No topo da carreira, ou seja, ao fim de um mínimo de 34 anos de serviço, o ordenado bruto de um professor é de 3.364,63€. Este valor cai quando se olha para o valor líquido — segundo as contas do Sindicato de Professores da Grande Lisboa — já que, dependendo da situação fiscal do trabalhador, varia entre 1.884,47 e 2.207,47 euros (a que se acrescenta o subsídio de alimentação de 104,94 euros).

Quem é que avalia os professores?

A avaliação do desempenho docente é composta por uma componente interna e externa. A primeira é feita pelo agrupamento de escolas e é realizada em todos os escalões. A externa, centrada na dimensão científica e pedagógica, é levada a cabo por avaliadores externos através da observação de aulas.

Para aferir o desempenho do professor, há vários intervenientes no processo: o presidente do conselho geral, o diretor, o conselho pedagógico, a secção de avaliação de desempenho docente do conselho pedagógico, os avaliadores externos e internos e, por último, os avaliados. Cabe à Inspeção-Geral de Ensino o acompanhamento global do processo de avaliação do desempenho do pessoal docente.

Tal como no resto da Função Pública, também na Educação há quotas para o número de classificações Excelente e Muito Bom que podem ser atribuídos. Os percentis são definidos por despacho conjunto dos membros do governo responsáveis pelos setores da Educação e da Administração Pública.

Embora possam variar, a quota máxima por agrupamento ronda os 10% para os Excelente e os 25% para os Muito Bom.

Há algum momento em que os professores possam não ser avaliados?

Mais ou menos. O exercício de alguns cargos é equiparado a serviço efetivo como professor e, nesses casos, não é necessária a avaliação de desempenho para progressão na carreira. Na prática, são docentes que estão a exercer outras funções, longe da sala de aulas.

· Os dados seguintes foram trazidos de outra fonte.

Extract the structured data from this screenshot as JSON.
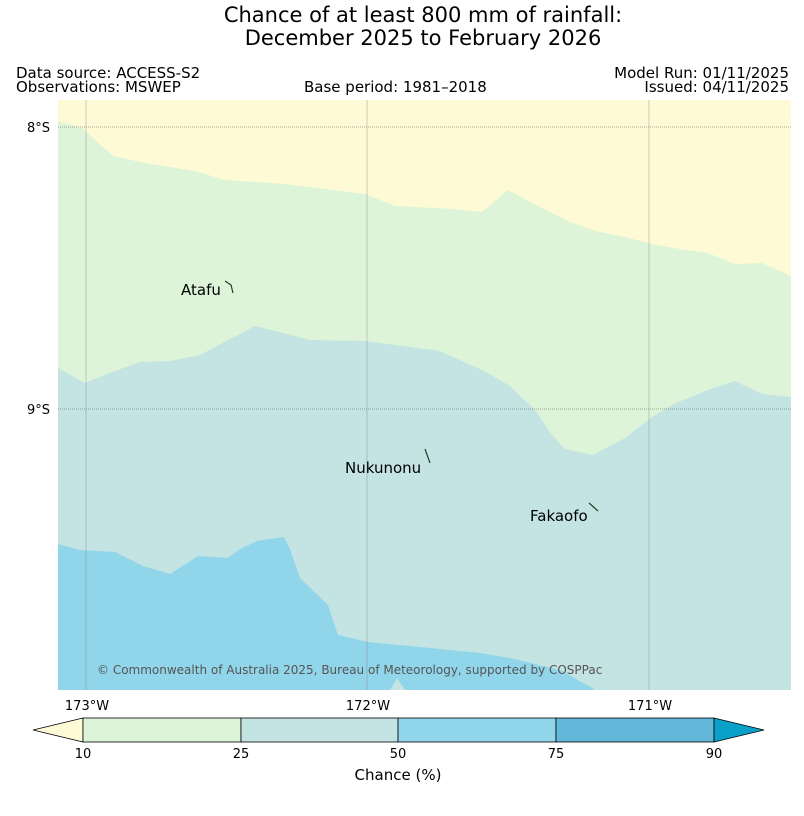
{
  "title": {
    "line1": "Chance of at least 800 mm of rainfall:",
    "line2": "December 2025 to February 2026"
  },
  "meta": {
    "data_source": "Data source: ACCESS-S2",
    "observations": "Observations: MSWEP",
    "base_period": "Base period: 1981–2018",
    "model_run": "Model Run: 01/11/2025",
    "issued": "Issued: 04/11/2025"
  },
  "map": {
    "lat_labels": [
      "8°S",
      "9°S"
    ],
    "lon_labels": [
      "173°W",
      "172°W",
      "171°W"
    ],
    "places": [
      {
        "name": "Atafu"
      },
      {
        "name": "Nukunonu"
      },
      {
        "name": "Fakaofo"
      }
    ],
    "credit": "© Commonwealth of Australia 2025, Bureau of Meteorology, supported by COSPPac",
    "colors": {
      "below_10": "#fefad6",
      "10_25": "#def4d8",
      "25_50": "#c3e4e2",
      "50_75": "#91d5ea",
      "75_90": "#61b8d8",
      "above_90": "#0aa0c8"
    }
  },
  "colorbar": {
    "ticks": [
      "10",
      "25",
      "50",
      "75",
      "90"
    ],
    "label": "Chance (%)"
  }
}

A lei prevê esta exceção para o exercício dos cargos de Presidente da República, deputado à Assembleia da República, membro do Governo, ministro da República para as regiões autónomas, governador e secretário-adjunto do Governo de Macau e outros por lei a eles equiparados, membros dos governos e das assembleias regionais, governador civil e vice-governador civil, presidente e vice-presidente do Conselho Nacional do Plano, presidente de câmara municipal e de comissão administrativa ou vereador em regime de permanência.

Quem recebeu 1 ponto por cada ano de congelamento tem de esperar 3 anos para progredir?

Uns sim, outros não, depende dos pontos que acumularam durante o congelamento das carreiras. A 1 de janeiro de 2018 foram descongeladas todas as carreiras da função pública — gerais, especiais, não revistas e subsistentes. Nessa data, todos os trabalhadores que reuniam os requisitos para progredir na carreira puderam fazê-lo. Ou seja, no caso das carreiras gerais, tinham de ter acumulado 10 pontos nas avaliações de desempenho (ou mais) para poderem subir de escalão.

Mas para conseguir 10 pontos não são precisos 10 anos. Uma avaliação de Excelente (a máxima possível) confere 6 pontos, um Muito Bom dá direito a quatro. Apesar de as progressões terem estado proibidas, a avaliação de desempenho continuou. Ou seja, os pontos foram tidos em consideração, foram-se acumulando, mas sem a progressão correspondente.

Aos trabalhadores que não foram avaliados durante esse período de congelamento (2011-2018), e para que não sejam prejudicados, foi-lhes atribuído um ponto por cada ano não avaliado, no total de 7.